Eric S. Raymond, an open-source advocate and author of the open-source classic "The Cathedral and the Bazaar," last month called on Sun Microsystems Inc. to open-source Java. In an open letter to Sun Chairman and CEO Scott McNealy, Raymond said Sun should "Let Java Go." Recently, Raymond sat down with eWEEK Senior Writer Darryl K. Taft at the Wharton Technology Conference, put on by the University of Pennsylvanias Wharton School, in Philadelphia. Taft and Raymond reconnected last week following the release of the latest "Halloween" memo regarding Microsoft Corp.s alleged, indirect involvement in The SCO Groups lawsuits.
The most recently unearthed "Halloween" memo that you posted to the Web that has to do with Microsoft allegedly, indirectly funding SCOs Linux lawsuits has been verified as authentic. Do you still stand by your interpretation of it, despite denials by SCO, Microsoft and Baystar Capital of the gist of the contents?

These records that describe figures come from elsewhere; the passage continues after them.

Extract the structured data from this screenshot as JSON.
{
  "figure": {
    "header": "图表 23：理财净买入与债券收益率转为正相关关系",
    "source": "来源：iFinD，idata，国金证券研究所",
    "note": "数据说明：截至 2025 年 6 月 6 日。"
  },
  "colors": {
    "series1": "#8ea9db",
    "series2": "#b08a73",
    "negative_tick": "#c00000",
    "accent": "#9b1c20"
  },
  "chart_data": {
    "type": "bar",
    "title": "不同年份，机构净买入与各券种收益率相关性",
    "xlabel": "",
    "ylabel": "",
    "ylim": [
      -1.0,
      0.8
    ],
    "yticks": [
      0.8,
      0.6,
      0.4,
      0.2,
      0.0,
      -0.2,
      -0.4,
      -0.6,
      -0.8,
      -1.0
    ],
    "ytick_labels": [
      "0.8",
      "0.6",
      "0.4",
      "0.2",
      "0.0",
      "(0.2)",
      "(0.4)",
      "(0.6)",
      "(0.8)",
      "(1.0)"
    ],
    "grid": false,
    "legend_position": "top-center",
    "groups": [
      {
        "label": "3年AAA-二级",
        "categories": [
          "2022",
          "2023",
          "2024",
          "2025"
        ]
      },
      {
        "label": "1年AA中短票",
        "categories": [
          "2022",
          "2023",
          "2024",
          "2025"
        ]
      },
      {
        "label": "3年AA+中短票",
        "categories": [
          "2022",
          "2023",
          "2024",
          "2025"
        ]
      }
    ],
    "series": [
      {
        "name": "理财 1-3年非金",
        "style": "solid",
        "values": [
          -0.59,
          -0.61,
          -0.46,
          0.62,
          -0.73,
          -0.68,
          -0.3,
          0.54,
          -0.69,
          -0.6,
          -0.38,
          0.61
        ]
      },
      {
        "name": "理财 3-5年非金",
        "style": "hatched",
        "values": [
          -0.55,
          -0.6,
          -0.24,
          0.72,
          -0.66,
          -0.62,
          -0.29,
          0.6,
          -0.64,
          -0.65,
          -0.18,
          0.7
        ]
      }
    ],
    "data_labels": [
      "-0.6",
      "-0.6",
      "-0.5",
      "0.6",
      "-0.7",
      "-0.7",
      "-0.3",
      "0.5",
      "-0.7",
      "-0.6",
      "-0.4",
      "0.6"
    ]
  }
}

Yes. I believe the Microsoft and SCO spokespeople are lying because the behavior clearly described in the memo is illegal on several different levels, ranging from antitrust violations through stock fraud to barratry.
Well, lets get to the Sun thing. Why did you write that open letter to Sun and McNealy in the first place?
Because Scott McNealy went to an analysts meeting, and he said in front of a bunch of analysts, "The open-source model is our friend." Thats fine. He has every right to say that. But I, as a member of the open-source community, also have a right to say, "Look, if youre going to say the open-source model is your friend, then friendship carries certain obligations with it." And if you dont meet those obligations, were going to call you on it. Now, you make the businesses decisions you need to make. Were not here to dictate your strategy, but if you claim a relationship, youre going to get called on that relationship.